SPECIFICATION Preparation of Amino Protected-L-aspartyl-L-phenylalanine Alkyl Ester The present invention relates to a microbial enzymatic coupling (MEC) process for production of amino protected-L-aspartyl-L-phenylalanine alkyl ester. More particularly, the invention relates to process for producing amino protected-L-aspartyl-L-phenylalanine alkyl ester in which the product is continuously removed and reactants added using a protease producing micro-organism or a crude or purified enzyme preparation having protease activity obtained from a microorganism.

Conventional processes for producing peptides include the azide method, the mixed acid anhydride method, the carbodiamide method, the active ester method, the acid chloride method and the like. However, various industrial problems are encountered by the conventional processes, such as that racemization of the carboxyl component at the C terminal amino residue occurs. Other problems include side reactions, temperature control, selection of solvent, other properties of the amino protective groups and the carboxyl productive groups, the effects of functional groups in the side chains of amino acids, low yields and difficulty in removing desired end products. The fragment condensation method can be advantageously applied to compounds containing glycine (the only amino acid which can not be racemized) at the carboxyl terminal group.However, for compounds containing any other amino acid at the carboxyl terminal group, racemization cannot be prevented. In actual fact, in any peptide synthesis the racemization problem is serious.
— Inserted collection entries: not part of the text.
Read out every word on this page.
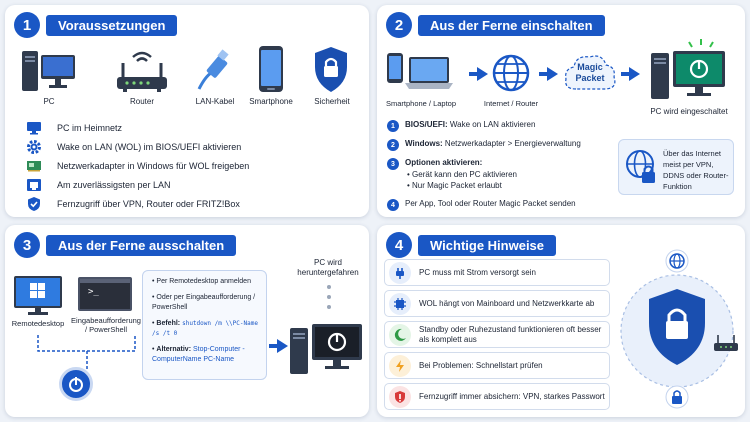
1	Voraussetzungen
PC	Router	LAN-Kabel	Smartphone	Sicherheit
PC im Heimnetz
Wake on LAN (WOL) im BIOS/UEFI aktivieren
Netzwerkadapter in Windows für WOL freigeben
Am zuverlässigsten per LAN
Fernzugriff über VPN, Router oder FRITZ!Box
2	Aus der Ferne einschalten
Smartphone / Laptop	Internet / Router
Magic Packet
PC wird eingeschaltet
1	BIOS/UEFI: Wake on LAN aktivieren
2	Windows: Netzwerkadapter > Energieverwaltung
3	Optionen aktivieren:
• Gerät kann den PC aktivieren
• Nur Magic Packet erlaubt
4	Per App, Tool oder Router Magic Packet senden
Über das Internet meist per VPN, DDNS oder Router-Funktion
3	Aus der Ferne ausschalten
Remotedesktop
>_
Eingabeaufforderung / PowerShell
• Per Remotedesktop anmelden
• Oder per Eingabeaufforderung / PowerShell
• Befehl: shutdown /m \\PC-Name /s /t 0
• Alternativ: Stop-Computer -ComputerName PC-Name
PC wird heruntergefahren
4	Wichtige Hinweise
PC muss mit Strom versorgt sein
WOL hängt von Mainboard und Netzwerkkarte ab
Standby oder Ruhezustand funktionieren oft besser als komplett aus
Bei Problemen: Schnellstart prüfen
Fernzugriff immer absichern: VPN, starkes Passwort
When racemization occurs, the purity of the product is decreased and it is necessary to separate the unwanted isomer from the product. This separation is very detrimental for any industrial operation.

Among the conventional methods for forming peptide bonds, the azide method is the only method in which racemization is not much of a problem, and it is for this reason that it is a desirable method. However, since the azide method involves complicated operational procedures and because an urea derivative is produced in a side reaction thereby decreasing the yield of the product, the azide method is also unsatisfactory. In addition to the various organic chemical processes for preparing peptides, a particular peptise synthesis using the enzyme papain or chymotrypsin has been disclosed (see, for example, J.S. Fruton "Advances in Protein Chemistry", 5, Academic Press Inc., New York, N.Y.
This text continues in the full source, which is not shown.